Marquitos Javier que persigue a la única mujer con la que se casó su padre, que detiene su caballo frente a ella, en las chacras, para amenazar con quitarle lo que le corresponde y además matarla. Marquitos Javier que siempre deja la hacienda abandonada y a los peones sin dinero ni comida.

Augurto maneja otra vez hasta Nazca para reiniciar la querella. Ese día le empieza la gastritis que lo matará, porque entre el abogado y el juez –que son compadres– le están sacando todo el dinero.

Se aprovechan porque tengo 500 reses en la sierra y buena parte de la quebrada es mía.

Además, Augurto es mujeriego. Su única señora –la que debería de cuidarle las tierras y las espaldas– lo ha abandonado, y ahora se dedica a la iglesia, a prenderle velas a los santos, a conversar con el cura. Porque Augurto, además de tacaño, le pega a sus hembras.

Otra vez le sacaron todo el dinero, pero ahí entró de nuevo a Jaquí, jubiloso, con la segunda orden de desalojo firmada por el juez. Caminó hasta la oficina del teléfono y le ordenó a la muchacha (Isabela, la telefonista) que lo comunicara inmediatamente con Caravelí.

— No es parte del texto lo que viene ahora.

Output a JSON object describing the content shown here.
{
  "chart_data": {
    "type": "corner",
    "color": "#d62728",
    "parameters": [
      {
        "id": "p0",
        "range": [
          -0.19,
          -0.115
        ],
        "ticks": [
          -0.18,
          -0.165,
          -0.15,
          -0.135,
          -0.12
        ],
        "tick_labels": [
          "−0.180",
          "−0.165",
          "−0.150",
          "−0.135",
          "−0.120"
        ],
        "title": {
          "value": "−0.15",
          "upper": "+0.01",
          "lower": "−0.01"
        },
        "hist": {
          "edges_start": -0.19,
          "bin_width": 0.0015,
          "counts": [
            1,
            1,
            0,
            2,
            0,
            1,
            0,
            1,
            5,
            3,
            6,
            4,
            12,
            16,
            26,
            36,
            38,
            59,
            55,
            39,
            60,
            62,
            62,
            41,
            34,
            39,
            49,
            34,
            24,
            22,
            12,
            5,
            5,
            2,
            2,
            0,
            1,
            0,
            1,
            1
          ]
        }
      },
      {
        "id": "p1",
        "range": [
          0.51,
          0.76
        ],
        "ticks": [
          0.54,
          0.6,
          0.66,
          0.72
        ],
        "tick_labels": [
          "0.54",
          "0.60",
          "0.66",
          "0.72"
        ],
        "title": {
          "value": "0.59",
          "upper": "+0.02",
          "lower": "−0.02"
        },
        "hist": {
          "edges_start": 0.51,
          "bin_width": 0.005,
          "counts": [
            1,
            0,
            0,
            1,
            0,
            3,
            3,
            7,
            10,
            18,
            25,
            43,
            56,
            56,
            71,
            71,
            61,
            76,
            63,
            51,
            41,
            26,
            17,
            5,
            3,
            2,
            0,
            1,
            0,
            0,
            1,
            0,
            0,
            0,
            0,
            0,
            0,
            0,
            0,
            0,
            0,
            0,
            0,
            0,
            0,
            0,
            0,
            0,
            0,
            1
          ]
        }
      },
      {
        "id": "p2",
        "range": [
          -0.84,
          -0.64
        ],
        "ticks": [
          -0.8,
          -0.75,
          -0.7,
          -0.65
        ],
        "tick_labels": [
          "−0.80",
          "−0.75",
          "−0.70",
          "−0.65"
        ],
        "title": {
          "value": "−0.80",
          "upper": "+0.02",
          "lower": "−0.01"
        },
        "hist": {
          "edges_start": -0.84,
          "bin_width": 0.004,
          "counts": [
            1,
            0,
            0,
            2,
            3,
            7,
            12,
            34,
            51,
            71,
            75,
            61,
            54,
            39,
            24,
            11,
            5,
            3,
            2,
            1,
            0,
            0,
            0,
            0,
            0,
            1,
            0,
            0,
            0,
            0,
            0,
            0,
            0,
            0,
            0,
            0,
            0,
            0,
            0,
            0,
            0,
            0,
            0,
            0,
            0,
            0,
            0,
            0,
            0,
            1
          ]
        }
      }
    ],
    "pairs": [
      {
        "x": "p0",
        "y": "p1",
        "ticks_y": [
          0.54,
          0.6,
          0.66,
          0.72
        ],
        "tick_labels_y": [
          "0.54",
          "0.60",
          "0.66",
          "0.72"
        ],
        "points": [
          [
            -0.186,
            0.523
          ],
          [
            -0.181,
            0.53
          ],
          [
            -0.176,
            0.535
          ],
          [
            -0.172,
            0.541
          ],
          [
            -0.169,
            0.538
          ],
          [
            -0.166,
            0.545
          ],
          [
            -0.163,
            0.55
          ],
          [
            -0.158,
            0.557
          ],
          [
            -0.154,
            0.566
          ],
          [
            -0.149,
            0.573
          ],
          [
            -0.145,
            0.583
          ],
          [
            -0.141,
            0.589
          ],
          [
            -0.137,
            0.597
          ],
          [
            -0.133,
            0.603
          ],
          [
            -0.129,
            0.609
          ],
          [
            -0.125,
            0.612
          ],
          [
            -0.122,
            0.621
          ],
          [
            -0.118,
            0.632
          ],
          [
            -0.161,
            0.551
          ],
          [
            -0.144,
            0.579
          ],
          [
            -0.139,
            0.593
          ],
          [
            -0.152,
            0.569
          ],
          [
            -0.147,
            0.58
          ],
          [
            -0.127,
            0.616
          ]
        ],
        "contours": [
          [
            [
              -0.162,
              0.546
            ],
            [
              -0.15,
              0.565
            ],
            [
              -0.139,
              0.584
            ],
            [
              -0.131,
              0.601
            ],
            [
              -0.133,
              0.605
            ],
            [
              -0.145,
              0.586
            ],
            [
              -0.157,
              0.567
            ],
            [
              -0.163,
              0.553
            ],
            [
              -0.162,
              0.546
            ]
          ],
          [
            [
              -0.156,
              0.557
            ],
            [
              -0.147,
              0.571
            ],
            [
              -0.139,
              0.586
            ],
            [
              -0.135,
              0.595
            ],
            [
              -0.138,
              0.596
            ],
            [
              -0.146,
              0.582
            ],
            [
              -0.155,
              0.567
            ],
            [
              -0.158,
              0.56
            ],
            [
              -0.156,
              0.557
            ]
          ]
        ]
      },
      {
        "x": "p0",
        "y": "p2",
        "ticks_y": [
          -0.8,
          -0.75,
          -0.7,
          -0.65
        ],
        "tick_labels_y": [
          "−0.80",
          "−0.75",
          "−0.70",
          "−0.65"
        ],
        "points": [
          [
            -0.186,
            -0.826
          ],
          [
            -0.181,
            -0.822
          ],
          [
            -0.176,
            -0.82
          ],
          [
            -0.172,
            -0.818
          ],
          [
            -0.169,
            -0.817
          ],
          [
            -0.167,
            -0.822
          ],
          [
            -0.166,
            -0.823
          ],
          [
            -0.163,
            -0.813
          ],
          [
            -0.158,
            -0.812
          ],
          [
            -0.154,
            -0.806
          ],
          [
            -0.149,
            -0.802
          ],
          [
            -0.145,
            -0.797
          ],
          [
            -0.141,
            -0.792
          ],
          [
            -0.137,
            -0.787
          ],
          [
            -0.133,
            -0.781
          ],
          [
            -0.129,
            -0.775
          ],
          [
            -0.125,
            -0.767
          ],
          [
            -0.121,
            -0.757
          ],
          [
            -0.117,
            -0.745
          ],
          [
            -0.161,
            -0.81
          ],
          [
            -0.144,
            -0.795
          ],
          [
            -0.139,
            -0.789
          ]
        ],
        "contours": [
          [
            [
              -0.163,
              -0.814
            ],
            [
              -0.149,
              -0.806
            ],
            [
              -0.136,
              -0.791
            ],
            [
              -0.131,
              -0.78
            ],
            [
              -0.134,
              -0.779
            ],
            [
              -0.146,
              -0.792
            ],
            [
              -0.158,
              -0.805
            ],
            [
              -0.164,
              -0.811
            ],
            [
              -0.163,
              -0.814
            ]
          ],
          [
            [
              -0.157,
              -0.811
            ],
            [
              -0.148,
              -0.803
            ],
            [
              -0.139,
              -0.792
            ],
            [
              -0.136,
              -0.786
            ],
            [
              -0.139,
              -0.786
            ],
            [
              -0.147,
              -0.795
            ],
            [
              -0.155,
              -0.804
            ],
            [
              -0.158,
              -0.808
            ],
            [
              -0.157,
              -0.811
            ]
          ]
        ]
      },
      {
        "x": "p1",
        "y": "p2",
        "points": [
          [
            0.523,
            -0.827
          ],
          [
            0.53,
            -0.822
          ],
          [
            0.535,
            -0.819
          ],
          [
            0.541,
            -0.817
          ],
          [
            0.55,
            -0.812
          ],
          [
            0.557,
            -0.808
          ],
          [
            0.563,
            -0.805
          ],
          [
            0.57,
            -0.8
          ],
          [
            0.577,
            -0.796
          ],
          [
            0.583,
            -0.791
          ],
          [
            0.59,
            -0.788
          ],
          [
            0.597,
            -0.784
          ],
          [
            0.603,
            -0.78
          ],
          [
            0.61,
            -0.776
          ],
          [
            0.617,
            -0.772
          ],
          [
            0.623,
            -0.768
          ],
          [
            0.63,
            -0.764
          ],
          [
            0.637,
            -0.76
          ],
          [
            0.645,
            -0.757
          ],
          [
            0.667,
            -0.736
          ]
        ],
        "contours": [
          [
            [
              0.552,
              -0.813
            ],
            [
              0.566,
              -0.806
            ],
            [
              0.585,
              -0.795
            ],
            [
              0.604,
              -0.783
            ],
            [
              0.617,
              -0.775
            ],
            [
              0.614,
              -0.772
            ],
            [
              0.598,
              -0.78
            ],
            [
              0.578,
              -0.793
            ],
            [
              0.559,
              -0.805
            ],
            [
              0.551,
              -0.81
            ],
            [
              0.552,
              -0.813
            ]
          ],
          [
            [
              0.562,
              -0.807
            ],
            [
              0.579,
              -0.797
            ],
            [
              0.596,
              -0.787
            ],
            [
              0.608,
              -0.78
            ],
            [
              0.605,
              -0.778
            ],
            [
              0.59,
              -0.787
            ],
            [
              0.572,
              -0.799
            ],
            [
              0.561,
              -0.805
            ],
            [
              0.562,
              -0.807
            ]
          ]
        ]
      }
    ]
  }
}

El capitán responde que con mucho gusto Don Augurto, pero hoy no porque las tropas están ocupadas y a él le falta gente. Esta semana no Don Augurto, me va a disculpar Don Augurto.

Te vas joder viejo de mierda porque ni este año ni el próximo, ni nunca conchatumadre.

Hasta que morirás, Augurto.

Y serás velado en una casita que se llevó a pedazos el terremoto. Estarás rodeado por tus nueve mujeres, a quienes tu única señora les servirá el café, mientras ellas se preguntan si te quedará dinero. Y será tu señora quien te pagará un traje y una corbata nueva (porque ya sabe que no te quedó nada)  para que no luzcas tan mezquino como siempre cuando te vayan a enterrar.

Y Bella Aurora, para siempre, será de nosotros.